Speaking of parents, that is where the topic of this blog comes from. Have you ever used Social Media to do something "good"? I use good subjectively because what may be good for you may not be good for everyone. Let me explain and set the story:
My parents met in 1983. My mom was born and raised in a small, country town in South Carolina. My dad was born in Harlem, New York City. He moved with his mom to this same small town when he was 15. Before he left, he had a girlfriend about his age and when they were 14 had a son together. However, due to my dad moving away, he lost all contact with both of them. When my dad and mom got together, he told her about his son and he was trying to look for him and reach out but would always come up short. They tried together for years to find him so he could reconnect with him. Even after I, and later my little brother was born, they would still try to find him. As the years went by, he never gave up. Cut to 2007, my mom, being who she was, decided to try social media to see if we could find him. Apparently, my drop out cousin who I mentioned early posted some "not good for MySpace" things on his page and my family was gossiping about it. But my mom learned that there was a way you could search for people on MySpace. So, being curious, decided to type in his name into the search. It was at this moment that so many lives were about to change.
She calls me while I am in class but leaves a message and says look at this person and tell me who he looks like. I type it in, and this guy looks just like me, my little brother, and of course, my dad. We found him, well at least we think we do. We are not sure yet. Another cousin tries to reach out to him to say they are cousins but he doesn't believe it, rightfully so, and brushes her away. I take a more direct approach and just lay it out to him, letting him know we are brothers and who his dad is. He still doesn't believe me and even asks his mom, who tells him it isn't true. But then I start giving personal information, things he knows I shouldn't know. Then, the truth, like a hammer hits hard for him. His mom confesses that everything I am saying is not only true, but she has been lying to him his entire life. The man who raised him and his younger siblings was not his father, and in fact, my dad is his dad. Apparently, his step dad had been wanted her to tell him the truth for years but she just couldn't, mainly because she didn't know how my dad would have been now. Again with no social media back then, living in South Carolina and New York was the same as living in South Carolina and Japan. She didn't know that my dad got his life together, worked hard, and had his own family. She also didn't know that my dad had spent all of those years looking for him, not realizing with my brother going to the marines at one point, they were in the same state together. The kicker, after he and my dad finally talked, learned that they were currently 2 and half hours away from each other. This even allowed my dad to talk to her again and allowed them to reconnect after almost 30 years of not communicating. My mom and her even talked to each other.

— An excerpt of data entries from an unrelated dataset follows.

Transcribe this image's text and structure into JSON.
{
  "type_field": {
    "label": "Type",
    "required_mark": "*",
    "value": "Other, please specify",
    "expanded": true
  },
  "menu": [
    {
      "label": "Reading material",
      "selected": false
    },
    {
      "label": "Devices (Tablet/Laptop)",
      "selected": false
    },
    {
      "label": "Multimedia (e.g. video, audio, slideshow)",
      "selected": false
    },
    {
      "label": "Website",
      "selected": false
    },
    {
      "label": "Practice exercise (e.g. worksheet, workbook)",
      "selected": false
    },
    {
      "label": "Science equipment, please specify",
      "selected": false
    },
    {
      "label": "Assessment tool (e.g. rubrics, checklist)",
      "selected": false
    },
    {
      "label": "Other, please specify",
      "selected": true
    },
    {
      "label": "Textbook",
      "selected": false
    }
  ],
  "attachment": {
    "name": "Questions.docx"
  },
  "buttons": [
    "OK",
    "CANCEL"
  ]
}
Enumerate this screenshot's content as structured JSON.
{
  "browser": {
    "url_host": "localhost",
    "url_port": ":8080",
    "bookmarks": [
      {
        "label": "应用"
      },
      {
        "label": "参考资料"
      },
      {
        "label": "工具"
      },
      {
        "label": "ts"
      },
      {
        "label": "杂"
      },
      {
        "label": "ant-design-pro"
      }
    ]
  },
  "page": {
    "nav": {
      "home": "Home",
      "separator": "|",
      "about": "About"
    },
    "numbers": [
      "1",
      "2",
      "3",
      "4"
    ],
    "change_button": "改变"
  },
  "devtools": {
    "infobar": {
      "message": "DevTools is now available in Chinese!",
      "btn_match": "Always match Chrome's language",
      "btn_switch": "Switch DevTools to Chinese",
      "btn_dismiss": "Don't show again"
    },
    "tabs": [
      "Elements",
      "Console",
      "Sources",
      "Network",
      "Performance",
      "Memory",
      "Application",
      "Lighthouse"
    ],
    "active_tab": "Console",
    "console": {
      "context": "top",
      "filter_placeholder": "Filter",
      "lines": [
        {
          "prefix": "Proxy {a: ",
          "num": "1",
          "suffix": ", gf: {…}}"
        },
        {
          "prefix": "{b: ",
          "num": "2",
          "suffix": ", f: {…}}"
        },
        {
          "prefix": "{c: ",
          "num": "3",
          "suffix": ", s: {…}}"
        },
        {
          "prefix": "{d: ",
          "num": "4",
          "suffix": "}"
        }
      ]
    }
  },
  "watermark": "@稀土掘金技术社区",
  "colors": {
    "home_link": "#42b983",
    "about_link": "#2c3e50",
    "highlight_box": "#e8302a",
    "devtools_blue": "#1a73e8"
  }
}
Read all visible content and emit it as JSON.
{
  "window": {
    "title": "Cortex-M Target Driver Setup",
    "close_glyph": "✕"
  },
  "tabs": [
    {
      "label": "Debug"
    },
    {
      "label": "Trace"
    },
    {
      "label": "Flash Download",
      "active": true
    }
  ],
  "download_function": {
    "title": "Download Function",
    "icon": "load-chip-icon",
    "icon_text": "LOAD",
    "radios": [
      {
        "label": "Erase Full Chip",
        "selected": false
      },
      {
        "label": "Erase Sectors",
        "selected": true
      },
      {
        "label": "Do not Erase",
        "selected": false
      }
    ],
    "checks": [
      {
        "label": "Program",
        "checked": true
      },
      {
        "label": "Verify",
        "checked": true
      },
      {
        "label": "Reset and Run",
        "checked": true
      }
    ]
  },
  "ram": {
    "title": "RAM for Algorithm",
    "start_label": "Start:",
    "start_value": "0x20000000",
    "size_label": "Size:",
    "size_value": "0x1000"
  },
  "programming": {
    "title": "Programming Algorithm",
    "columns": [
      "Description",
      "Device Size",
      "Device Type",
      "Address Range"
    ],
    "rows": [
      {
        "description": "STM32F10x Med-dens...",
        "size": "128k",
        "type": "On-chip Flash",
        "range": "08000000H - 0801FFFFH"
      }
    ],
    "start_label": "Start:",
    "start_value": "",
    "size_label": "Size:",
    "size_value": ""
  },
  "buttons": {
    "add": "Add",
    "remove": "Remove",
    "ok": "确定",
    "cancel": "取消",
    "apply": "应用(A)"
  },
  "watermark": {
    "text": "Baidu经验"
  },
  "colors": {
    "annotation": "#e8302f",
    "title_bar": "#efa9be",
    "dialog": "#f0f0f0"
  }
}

My dad finally got to see his son again that weekend, with his family in tow to meet him as well. My brother did forgive his mom for keeping the truth from him, as well as my dad forgiving her. Turns out, they moved from Harlem to Queens, and with my dad not knowing, he was looking in the wrong place. Social media allowed my family to become bigger and fill in a missing gap that we thought we would never find. Currently, both of my brothers actually share an apartment together in South Carolina, and my dad talks to his son about once a week. And we owe all of this to MySpace. Thank you Tom.